I take that to mean that if there are no Subscribers at all (and, hence, no request), pushing and pulling will also pause. This works as expected for next signals, but not for completion. I think it is because of the prefetch: prefetched next signals are buffered and replayed, but completion signals are not.
My expectation is that at least the first subscriber that subscribes after the source completed sees the completion. I would find it even more useful if all later subscribers got the completion replayed, but I guess one could also make the argument that this would be inconsistent with how #publish handles next signals.

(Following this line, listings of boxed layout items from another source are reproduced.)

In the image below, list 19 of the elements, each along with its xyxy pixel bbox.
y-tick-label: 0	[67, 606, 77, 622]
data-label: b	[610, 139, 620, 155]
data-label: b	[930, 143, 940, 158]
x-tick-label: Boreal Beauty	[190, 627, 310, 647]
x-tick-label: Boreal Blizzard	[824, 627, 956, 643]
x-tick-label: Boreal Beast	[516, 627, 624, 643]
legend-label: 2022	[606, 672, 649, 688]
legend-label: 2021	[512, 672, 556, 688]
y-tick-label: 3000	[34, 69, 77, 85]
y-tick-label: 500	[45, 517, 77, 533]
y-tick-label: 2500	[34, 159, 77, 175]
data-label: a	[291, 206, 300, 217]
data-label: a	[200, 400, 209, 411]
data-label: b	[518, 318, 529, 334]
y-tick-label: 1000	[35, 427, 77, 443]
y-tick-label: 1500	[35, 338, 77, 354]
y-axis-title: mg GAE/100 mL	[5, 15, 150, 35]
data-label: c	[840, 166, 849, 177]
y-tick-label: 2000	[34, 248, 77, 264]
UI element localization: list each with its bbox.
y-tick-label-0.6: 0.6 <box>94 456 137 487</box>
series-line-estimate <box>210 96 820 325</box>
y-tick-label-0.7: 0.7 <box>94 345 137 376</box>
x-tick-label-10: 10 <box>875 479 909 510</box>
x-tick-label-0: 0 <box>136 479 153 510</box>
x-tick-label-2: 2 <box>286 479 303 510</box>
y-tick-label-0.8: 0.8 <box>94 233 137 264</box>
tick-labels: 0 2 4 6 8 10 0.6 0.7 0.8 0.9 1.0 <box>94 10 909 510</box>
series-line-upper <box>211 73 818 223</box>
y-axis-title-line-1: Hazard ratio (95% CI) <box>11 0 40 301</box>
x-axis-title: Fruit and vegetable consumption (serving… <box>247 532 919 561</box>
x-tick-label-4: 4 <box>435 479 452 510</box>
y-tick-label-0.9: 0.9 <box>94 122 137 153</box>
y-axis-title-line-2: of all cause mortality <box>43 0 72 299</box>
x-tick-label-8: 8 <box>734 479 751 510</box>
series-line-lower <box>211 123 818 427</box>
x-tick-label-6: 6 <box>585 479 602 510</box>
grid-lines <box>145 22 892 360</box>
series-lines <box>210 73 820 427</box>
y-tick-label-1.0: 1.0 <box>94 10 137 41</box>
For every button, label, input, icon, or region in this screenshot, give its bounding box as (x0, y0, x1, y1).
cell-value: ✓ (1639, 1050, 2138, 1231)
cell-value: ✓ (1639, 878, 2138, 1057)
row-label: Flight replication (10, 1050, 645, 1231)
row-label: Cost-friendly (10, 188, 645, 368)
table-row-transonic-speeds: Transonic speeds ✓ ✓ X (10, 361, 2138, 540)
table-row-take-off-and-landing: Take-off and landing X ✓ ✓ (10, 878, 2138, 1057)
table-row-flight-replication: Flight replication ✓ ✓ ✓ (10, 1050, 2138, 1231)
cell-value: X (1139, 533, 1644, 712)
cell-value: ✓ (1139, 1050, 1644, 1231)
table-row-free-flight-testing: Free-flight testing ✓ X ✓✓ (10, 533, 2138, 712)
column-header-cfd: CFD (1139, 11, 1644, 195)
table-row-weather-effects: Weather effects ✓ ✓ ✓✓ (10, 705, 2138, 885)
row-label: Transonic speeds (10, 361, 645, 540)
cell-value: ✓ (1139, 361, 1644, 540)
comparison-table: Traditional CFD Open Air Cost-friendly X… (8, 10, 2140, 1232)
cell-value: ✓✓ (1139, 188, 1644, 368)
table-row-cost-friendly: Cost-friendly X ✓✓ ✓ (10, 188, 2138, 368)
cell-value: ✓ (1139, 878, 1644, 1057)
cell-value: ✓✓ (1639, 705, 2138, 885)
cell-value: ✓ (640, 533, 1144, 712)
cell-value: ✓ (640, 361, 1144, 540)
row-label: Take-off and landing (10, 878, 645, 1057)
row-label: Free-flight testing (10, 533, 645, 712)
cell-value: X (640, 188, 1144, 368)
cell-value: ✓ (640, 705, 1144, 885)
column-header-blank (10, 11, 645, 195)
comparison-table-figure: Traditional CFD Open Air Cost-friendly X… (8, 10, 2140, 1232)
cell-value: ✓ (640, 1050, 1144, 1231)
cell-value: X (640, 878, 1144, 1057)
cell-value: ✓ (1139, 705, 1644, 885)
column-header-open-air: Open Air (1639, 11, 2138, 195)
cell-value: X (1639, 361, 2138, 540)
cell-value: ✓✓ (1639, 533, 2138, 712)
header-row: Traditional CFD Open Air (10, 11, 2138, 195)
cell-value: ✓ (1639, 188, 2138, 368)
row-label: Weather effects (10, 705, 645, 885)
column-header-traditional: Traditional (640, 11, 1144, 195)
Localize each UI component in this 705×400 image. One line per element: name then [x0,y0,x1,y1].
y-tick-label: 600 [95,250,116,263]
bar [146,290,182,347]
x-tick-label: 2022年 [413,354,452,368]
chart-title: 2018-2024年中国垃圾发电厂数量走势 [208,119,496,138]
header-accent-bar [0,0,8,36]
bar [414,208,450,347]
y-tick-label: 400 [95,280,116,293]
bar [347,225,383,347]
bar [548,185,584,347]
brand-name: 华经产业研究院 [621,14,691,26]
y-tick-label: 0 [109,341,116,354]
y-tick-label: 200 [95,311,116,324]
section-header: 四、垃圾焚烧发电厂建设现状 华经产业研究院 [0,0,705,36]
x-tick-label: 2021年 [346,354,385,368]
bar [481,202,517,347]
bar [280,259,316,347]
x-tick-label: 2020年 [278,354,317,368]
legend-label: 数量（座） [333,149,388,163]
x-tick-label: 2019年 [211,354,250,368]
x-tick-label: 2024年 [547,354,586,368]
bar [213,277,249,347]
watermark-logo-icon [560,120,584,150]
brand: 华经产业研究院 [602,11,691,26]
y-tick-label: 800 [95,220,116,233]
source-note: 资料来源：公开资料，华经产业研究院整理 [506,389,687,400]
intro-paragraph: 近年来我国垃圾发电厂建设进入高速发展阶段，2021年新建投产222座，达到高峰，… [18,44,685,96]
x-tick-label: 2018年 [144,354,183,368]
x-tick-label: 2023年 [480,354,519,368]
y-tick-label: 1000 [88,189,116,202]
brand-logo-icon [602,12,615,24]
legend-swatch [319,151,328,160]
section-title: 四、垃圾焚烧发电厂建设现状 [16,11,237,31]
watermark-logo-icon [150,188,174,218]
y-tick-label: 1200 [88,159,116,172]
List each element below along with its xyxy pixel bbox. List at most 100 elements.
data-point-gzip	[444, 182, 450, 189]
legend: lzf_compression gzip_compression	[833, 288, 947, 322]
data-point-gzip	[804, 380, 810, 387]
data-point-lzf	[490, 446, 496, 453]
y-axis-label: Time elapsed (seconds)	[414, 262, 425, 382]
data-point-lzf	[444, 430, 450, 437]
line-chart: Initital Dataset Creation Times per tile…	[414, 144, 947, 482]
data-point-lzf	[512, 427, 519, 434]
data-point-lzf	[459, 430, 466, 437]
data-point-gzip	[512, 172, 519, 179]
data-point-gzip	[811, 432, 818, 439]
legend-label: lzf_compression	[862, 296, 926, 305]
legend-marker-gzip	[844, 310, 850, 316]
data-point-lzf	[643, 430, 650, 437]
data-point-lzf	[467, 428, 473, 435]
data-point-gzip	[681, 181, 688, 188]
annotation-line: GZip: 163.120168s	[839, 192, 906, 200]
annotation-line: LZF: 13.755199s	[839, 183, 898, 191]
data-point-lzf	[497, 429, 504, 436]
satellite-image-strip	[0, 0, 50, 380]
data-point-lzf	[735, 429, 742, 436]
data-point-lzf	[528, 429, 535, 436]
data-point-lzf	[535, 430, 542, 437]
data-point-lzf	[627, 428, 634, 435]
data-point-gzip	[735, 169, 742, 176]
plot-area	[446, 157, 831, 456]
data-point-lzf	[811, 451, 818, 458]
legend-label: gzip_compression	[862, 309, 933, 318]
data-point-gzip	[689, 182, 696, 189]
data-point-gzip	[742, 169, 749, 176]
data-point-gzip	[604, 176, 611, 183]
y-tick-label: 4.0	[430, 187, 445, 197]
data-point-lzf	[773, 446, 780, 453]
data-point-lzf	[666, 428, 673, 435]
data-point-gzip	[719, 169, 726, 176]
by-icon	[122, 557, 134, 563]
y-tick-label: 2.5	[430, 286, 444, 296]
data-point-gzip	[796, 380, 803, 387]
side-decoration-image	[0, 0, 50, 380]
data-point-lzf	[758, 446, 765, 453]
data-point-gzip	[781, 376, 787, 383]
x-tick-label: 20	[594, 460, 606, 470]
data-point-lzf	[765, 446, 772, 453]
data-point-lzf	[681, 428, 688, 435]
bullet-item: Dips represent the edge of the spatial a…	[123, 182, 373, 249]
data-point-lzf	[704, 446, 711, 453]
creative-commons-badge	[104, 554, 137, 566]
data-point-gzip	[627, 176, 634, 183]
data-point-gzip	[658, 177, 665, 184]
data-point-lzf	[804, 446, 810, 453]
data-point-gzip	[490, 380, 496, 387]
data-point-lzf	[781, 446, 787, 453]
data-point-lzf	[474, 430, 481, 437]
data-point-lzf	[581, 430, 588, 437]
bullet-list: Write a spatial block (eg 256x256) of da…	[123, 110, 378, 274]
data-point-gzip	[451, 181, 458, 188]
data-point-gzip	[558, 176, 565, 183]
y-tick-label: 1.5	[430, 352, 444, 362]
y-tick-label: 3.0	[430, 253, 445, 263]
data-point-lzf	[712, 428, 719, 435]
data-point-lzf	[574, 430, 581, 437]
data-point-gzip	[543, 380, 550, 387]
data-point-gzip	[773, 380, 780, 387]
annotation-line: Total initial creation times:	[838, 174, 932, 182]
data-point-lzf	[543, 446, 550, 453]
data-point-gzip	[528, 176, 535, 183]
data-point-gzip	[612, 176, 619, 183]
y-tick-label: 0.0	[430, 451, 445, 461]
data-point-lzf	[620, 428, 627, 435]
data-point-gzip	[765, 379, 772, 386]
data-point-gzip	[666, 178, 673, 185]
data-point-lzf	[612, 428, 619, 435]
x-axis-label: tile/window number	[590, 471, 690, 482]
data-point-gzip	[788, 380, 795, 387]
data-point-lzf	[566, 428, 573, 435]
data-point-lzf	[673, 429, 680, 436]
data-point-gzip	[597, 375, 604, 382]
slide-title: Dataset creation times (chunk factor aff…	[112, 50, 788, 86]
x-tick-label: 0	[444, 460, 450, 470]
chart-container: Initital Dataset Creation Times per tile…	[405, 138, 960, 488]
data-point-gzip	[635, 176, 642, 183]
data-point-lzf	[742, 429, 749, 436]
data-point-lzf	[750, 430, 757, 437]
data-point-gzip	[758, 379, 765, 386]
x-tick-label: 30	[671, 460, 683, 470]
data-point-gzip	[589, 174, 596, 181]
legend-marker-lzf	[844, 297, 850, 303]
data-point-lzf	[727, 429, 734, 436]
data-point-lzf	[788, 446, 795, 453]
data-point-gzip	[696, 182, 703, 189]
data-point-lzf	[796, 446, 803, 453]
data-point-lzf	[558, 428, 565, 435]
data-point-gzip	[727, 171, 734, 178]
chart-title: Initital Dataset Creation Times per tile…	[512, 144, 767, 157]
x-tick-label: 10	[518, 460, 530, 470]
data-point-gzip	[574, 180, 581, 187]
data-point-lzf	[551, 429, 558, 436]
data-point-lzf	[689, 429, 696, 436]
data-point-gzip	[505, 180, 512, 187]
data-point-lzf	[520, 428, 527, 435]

Here is another example that shows why I find the current behaviour unexpected: The completion signal is being buffered while there are no subscribers, as long as there are still outstanding next signals.
We can see this in this succeeding test case:
@Test
void subscribeAfterComplete() {
var sink = Sinks.many().unicast().<Integer>onBackpressureBuffer();
var published = sink.asFlux().log("source").publish().autoConnect().log("published");
sink.tryEmitNext(1).orThrow();
StepVerifier.create(published)
.expectNext(1)
.thenCancel()
.verify(Duration.ofSeconds(1));
sink.tryEmitNext(2).orThrow();
sink.tryEmitComplete().orThrow();
StepVerifier.create(published)
.expectNext(2)
.expectComplete()
.verify(Duration.ofSeconds(1));
}
In other words: #publish makes sure that no signals are lost while there are no Subscribers, except if the only outstanding signal is a completion. In that case it is dropped.
This indeed sounds like something that needs fixing. Thanks for adding that other test case, we'll look into it 👍
@jGleitz there is a workaround as of now which is replacement of publish with replay(history=0).
In the duplicate issue #3739 the published flux gladly accepts the 2nd late subscriber then ignores it and the pipeline hangs. This behavior makes no sense to me. It is also not documented anywhere, AFAICT.
Stating the obvious that causing a pipeline to hang, possibly in a subtle way, should be avoided.
IMHO, it should simply give it a complete signal, instead of hanging.